Newsletter 127
Juli 2020
Diese Ausgabe enthält folgende Themen:
- Wider die Natur?
- Überarbeitete Zeittafeln machen Inhalte zugänglicher
Wider die Natur?
dbr. Schon seit langer Zeit, vielleicht schon immer, stellen sich queere Menschen die Frage, wie es kommt, dass sie anders als die Mehrheit lieben. Es gibt relativ wenige, die sich in ihrer Jugend nicht zum anderen Geschlecht hingezogen fühlen und dies augenblicklich so absolut akzeptieren, dass keine Fragen und Zweifel auftauchen.
Die meisten erfahren durch ihre Umgebung, dass die Abweichung von der Norm (Mann liebt Frau und umgekehrt) zu Fragen Anlass gibt, oft auch Ablehnung, Schuldgefühle oder Hass hervorruft. Damit wird Liebe und Sexualität in Gut und Böse, in richtig und falsch aufgeteilt. Liebe und Sexualität sind dem Menschen immanente Triebe wie Hunger und Durst, die niemand in Gut und Böse zerteilen würde. Liebe und sexuelle Anziehung sind natürliche Regungen. Dass sie nicht immer zwischen Mann und Frau stattfinden, war schon immer so. Zumindest belegen dies viele Überlieferungen und Ergebnisse der Forschung. Davon sind einige auch auf der Website schwulengeschichte.ch zu finden.
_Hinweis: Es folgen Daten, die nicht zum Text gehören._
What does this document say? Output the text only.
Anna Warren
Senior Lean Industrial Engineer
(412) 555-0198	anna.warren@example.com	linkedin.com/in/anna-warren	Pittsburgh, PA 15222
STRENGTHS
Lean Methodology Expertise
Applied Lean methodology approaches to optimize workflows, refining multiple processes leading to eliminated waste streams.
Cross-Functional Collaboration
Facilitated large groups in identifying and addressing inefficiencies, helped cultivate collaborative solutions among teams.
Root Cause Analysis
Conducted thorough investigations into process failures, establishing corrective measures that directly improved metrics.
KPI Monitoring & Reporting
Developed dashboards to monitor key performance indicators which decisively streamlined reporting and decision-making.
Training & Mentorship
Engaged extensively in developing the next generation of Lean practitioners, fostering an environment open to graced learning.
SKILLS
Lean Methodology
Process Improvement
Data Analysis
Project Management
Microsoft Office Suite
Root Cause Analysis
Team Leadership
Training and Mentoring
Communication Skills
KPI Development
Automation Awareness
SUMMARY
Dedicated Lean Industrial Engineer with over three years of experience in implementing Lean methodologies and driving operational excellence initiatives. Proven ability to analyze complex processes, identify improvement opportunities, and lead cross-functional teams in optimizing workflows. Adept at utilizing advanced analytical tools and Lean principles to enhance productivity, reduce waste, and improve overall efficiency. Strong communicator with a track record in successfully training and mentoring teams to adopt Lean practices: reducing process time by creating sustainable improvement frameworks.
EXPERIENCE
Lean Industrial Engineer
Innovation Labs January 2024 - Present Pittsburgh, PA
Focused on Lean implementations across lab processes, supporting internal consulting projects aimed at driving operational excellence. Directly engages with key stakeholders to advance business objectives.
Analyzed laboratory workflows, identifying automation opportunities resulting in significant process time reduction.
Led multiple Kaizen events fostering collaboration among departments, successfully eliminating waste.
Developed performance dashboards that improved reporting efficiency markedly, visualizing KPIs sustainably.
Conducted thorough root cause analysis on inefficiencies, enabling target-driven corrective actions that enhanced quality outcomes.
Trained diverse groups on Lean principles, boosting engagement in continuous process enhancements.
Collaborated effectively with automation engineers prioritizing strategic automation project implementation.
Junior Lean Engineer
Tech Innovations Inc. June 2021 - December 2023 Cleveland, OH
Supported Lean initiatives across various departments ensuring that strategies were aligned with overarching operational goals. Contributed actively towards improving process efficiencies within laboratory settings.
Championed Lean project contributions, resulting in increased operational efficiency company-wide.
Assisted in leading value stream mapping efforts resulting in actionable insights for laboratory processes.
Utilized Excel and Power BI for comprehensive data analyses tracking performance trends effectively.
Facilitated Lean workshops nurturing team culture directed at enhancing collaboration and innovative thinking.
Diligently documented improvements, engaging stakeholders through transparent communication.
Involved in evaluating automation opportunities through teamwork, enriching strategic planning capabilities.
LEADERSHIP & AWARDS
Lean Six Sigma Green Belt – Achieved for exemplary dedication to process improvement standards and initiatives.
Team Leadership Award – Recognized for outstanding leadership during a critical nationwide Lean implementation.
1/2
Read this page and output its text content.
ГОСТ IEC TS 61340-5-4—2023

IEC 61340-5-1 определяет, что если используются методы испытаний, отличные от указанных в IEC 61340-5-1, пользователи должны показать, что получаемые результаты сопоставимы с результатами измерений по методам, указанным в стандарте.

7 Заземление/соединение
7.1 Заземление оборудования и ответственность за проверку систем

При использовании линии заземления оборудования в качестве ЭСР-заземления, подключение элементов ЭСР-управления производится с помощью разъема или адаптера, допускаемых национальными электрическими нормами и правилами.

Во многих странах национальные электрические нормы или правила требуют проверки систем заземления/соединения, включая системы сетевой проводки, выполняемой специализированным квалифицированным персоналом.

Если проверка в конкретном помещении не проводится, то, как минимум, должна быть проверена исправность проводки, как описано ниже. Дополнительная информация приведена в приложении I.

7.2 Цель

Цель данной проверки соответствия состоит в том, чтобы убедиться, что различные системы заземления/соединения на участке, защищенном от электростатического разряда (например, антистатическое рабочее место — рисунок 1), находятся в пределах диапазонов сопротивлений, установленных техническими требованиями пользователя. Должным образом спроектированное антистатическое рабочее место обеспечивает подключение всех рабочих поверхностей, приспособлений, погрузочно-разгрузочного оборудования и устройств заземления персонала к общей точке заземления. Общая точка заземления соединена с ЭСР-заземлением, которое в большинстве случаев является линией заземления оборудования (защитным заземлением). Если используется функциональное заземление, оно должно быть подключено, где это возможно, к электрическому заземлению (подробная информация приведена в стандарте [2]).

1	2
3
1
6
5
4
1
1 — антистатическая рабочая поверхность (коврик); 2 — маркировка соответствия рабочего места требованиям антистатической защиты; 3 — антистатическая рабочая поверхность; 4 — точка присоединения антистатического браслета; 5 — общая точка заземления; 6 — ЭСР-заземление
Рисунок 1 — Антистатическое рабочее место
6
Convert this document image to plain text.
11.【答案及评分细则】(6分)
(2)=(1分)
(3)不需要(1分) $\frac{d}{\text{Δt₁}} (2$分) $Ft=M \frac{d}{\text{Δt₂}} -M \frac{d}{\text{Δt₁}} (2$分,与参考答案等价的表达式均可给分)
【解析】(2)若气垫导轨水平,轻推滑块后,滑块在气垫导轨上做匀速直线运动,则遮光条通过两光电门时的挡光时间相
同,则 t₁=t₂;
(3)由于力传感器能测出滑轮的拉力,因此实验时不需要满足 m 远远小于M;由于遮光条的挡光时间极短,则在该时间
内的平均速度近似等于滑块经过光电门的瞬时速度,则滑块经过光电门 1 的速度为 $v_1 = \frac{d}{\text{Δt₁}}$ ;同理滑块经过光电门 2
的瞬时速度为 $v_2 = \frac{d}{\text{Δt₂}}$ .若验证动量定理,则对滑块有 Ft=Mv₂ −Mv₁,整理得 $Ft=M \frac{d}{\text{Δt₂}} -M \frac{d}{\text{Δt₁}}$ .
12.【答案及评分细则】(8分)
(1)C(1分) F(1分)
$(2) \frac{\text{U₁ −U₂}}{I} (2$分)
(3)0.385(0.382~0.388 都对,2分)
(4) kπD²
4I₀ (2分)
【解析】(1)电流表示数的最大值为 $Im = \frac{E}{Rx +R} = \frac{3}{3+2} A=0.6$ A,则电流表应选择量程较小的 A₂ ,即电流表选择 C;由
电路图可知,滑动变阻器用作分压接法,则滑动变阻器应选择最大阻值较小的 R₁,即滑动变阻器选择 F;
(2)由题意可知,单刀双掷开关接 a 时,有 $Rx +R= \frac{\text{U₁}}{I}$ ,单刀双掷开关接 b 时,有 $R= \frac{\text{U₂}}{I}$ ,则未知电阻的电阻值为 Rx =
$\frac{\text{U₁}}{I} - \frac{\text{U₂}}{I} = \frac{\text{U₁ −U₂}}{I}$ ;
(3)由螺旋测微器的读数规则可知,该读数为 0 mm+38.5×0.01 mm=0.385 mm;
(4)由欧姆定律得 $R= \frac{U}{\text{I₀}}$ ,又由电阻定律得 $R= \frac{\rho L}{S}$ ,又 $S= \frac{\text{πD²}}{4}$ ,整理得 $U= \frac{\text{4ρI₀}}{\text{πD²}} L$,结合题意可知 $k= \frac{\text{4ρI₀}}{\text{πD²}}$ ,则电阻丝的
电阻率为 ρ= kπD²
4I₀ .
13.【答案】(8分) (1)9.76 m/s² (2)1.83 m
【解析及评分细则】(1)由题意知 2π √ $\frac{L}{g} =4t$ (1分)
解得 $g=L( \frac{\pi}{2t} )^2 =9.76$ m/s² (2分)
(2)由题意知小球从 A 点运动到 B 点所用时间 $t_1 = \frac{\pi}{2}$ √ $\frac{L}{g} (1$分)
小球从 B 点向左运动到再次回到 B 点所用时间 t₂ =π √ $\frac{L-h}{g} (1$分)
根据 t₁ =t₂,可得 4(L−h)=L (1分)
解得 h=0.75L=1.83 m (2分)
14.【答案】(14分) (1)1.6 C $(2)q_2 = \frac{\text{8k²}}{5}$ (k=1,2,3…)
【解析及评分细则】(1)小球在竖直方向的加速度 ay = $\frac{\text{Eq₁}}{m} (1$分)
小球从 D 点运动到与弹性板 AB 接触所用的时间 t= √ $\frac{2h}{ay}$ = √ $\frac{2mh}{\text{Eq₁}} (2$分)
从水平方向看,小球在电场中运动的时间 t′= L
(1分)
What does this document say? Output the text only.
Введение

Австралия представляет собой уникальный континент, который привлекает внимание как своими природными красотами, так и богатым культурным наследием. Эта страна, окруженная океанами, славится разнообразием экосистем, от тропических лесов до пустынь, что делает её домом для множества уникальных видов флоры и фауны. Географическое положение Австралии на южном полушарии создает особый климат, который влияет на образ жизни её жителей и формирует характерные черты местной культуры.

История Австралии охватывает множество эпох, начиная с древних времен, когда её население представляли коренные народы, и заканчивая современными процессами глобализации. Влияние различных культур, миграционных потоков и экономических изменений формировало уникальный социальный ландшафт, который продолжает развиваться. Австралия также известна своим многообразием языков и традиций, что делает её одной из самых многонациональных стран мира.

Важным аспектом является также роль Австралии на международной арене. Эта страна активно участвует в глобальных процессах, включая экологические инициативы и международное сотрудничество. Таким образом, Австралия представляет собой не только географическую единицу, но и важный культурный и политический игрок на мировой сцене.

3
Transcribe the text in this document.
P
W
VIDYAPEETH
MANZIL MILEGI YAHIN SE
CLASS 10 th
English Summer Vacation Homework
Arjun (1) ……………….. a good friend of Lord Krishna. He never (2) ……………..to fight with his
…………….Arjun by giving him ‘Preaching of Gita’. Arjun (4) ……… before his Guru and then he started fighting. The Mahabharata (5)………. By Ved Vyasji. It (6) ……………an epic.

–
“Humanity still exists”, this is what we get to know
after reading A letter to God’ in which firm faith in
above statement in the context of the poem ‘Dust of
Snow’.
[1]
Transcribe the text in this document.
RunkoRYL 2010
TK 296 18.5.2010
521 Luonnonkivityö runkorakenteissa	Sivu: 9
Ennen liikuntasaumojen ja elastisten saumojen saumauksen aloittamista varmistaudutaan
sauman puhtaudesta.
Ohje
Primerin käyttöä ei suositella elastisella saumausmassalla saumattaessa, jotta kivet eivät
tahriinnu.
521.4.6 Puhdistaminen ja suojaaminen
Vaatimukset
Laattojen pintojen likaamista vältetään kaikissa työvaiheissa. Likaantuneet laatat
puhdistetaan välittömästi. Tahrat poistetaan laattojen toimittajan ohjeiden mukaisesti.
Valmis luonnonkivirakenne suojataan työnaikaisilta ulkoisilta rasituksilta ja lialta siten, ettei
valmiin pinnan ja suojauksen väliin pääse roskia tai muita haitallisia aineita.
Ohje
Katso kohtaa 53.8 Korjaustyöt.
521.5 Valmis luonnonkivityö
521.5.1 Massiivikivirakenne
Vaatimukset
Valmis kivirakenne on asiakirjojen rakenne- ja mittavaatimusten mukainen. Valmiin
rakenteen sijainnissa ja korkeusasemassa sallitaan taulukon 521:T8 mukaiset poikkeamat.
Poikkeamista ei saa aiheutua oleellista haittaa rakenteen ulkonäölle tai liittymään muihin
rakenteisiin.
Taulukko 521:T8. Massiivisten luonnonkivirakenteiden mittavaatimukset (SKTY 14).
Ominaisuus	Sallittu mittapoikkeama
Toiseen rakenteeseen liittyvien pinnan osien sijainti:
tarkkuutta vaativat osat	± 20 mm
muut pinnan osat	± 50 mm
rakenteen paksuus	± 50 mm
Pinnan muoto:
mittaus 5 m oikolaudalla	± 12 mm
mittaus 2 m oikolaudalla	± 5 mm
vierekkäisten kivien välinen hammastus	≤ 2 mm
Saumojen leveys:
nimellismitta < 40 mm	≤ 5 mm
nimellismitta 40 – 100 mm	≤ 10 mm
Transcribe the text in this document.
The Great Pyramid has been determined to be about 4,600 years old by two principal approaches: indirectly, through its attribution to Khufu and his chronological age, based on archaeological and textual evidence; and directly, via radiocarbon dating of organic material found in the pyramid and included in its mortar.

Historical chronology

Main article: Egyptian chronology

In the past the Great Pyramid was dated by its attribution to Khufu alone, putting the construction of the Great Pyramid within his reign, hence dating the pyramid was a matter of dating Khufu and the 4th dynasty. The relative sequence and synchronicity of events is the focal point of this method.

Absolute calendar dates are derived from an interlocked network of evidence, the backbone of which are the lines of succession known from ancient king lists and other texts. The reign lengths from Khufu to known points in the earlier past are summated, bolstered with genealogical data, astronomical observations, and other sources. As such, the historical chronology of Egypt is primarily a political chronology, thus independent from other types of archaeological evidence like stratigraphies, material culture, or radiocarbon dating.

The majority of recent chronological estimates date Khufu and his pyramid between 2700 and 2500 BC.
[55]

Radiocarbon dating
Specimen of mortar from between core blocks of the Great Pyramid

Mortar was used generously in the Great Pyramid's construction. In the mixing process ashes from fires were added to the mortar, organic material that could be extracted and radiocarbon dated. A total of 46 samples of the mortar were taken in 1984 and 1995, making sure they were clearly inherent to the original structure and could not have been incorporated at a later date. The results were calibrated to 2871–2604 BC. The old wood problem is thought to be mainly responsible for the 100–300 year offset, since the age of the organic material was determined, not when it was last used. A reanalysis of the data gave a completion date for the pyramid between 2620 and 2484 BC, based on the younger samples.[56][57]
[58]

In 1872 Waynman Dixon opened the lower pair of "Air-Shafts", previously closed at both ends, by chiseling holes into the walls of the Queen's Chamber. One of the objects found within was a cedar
Dass die Menschheit aus der Liebe zwischen Mann und Frau eine allein gültige Norm machte, kann man an der Vielfalt an Bezeichnungen ablesen, die es für Schwule gibt. Eine reiche Auswahl findet sich in den "Epochen" im Kapitel "Ächtung" unter "Bezeichnungen".
Viele dieser Bezeichnungen für queere Menschen sind abwertend, auch wenn sie nicht immer so gemeint sein sollten. Sie diskriminieren, weil sie verallgemeinern und sehr oft einen Aspekt ansprechen, der negativ besetzt ist und eine ganze Gruppe von Menschen in dieselbe Schublade stecken. Dies bewirkt eine Abgrenzung, die oft gewollt ist, weil damit eigene, bedrohliche Anteile von sich weggewiesen werden.
Begriffe wie "Warmduscher" oder "Schoggistich" zeugen von Abwertung und Verachtung. Begriffe wie "Kinderschänder" für Schwule zeigen, dass man nicht davor zurückschreckt, unwahr zu diffamieren, um bestimmte Menschen auszugrenzen.
Die gleiche Absicht hatten sehr oft vermeintlich "naturwissenschaftlich" oder durch das "wahre" Buch der Bücher, die Bibel, begründete Theorien. Sie versuchten immer zu beweisen, dass die Mehrheit "richtig genormte" Gefühle habe und die Minderheiten darum "falsch normiert" seien oder dem "Schöpfungsplan Gottes" widersprechen.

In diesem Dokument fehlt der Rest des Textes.